Autarca de Tondela acusa ministério de ignorar propostas sobre apoios culturais

13.03.2019 |

O presidente da Câmara de Tondela manifesta o seu desagrado por o Ministério da Cultura ter ignorado as propostas enviadas pelo município, aquando da abertura da discussão pública sobre as novas regras de apoio às artes.

“Lamentamos que as nossas preocupações, expressas nos contributos enviados, não tenham sido tidas em conta nas portarias publicadas”, expressou José António Jesus, durante a reunião do executivo municipal.

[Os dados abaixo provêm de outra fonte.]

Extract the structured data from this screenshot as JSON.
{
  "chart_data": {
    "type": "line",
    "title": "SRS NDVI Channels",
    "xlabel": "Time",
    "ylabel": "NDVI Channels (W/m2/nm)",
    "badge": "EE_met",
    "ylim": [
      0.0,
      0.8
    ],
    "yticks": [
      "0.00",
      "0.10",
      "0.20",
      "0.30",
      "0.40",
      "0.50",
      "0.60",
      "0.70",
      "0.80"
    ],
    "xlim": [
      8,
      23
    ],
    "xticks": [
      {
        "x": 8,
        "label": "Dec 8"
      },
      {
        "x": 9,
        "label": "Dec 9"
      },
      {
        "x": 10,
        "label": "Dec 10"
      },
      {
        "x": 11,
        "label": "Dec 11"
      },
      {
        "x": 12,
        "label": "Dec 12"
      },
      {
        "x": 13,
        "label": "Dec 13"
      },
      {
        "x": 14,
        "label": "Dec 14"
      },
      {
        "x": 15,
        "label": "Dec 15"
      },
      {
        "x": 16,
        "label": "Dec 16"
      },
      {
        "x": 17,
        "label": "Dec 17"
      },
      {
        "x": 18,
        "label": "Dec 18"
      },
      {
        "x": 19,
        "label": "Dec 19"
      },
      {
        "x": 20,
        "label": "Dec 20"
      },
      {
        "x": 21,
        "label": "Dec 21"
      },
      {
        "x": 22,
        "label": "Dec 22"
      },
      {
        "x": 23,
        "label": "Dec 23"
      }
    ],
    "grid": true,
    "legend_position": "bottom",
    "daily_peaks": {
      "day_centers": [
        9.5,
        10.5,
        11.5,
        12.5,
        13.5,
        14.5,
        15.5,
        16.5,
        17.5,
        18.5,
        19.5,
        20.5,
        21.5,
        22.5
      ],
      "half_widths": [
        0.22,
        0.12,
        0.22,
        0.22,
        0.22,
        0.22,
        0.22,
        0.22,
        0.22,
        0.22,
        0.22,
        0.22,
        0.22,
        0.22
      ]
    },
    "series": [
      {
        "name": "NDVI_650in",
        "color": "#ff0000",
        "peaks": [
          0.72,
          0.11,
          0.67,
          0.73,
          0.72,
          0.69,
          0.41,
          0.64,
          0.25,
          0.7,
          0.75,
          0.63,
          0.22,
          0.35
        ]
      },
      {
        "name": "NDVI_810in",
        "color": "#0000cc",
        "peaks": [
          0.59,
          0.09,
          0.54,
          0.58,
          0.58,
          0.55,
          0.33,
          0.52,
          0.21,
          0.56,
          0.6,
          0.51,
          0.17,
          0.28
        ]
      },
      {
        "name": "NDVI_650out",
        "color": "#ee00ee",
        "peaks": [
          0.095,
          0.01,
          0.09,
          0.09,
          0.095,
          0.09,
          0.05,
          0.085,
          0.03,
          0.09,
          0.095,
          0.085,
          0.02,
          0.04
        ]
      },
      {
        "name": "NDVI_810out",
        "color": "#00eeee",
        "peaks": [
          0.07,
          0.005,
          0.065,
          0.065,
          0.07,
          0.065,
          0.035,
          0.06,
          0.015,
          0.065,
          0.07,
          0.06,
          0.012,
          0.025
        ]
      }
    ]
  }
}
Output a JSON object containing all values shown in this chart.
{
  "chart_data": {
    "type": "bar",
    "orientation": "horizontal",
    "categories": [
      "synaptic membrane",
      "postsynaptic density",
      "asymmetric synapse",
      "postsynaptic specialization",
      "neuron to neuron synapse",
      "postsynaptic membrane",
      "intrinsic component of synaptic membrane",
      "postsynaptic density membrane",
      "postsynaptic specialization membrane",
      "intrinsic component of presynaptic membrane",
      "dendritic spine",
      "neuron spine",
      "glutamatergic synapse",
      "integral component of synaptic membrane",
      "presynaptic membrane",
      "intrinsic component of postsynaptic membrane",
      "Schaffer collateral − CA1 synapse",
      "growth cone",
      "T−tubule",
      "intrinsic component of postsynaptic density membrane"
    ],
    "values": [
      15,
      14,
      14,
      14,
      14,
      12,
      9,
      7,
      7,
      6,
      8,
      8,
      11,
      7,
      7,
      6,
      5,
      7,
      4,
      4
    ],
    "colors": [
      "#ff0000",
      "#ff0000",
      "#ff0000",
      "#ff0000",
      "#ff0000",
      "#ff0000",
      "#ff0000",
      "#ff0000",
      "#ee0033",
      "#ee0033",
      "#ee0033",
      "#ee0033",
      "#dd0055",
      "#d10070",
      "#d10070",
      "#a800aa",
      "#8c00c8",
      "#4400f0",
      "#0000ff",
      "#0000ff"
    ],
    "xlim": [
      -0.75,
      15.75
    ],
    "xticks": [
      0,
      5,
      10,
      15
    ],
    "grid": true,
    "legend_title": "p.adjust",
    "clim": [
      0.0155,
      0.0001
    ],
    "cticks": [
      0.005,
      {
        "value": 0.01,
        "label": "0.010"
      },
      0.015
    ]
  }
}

Segundo um comunicado divulgado após a sessão, o autarca manifestou “preocupação por o caminho da corresponsabilização entre atores locais e nacionais (públicos e privados), que vinha sendo seguido de forma a garantir o acesso à fruição e criação cultural da comunidade, seja desta forma desvalorizado”.

José António Jesus apresentava ao executivo “um documento partilhado pelo vereador da Cultura que informava que, no passado dia 08 de fevereiro, foram enviadas duas propostas centrais à ministra da Cultura, Graça Fonseca”, lê-se num comunicado.

“Na primeira proposta, é chamada a atenção para a ausência de pontuação às candidaturas que se alicercem na intervenção local e na relação comprovada com o município”, referiu a autarquia, no distrito de Viseu.

O município disse que “a solução apresentada pelo Ministério da Cultura é, claramente, um prémio aos projetos sem preocupação de ligação ao local onde se desenvolvem e a desvalorização do papel dos municípios enquanto agente/parceiro na promoção e desenvolvimento de projetos” culturais.

“É incompreensível para o município de Tondela a revogação deste ponto. Contrariamente ao que se possa pensar, o apoio de um município como o de Tondela a um projeto como a ACERT [Associação Cultural e Recreativa de Tondela] não o é pelo seu caráter local, mas sim pela sua capacidade cosmopolita de trazer até Tondela, ou levar para fora de Tondela, uma ideia de território inclusivo, em que a cultura tem um papel fundamental”, alegou o autarca.

No seu entender, retirar esta valorização é premiar uma perspetiva do projeto artístico sem ter em consideração o contexto onde se desenvolve, “menorizando o papel dos municípios nesse conhecimento”.

A Câmara de Tondela apontou ainda o dedo ao facto de se retirar aos projetos o seu alcance social, os índices de abrangência e a participação pública.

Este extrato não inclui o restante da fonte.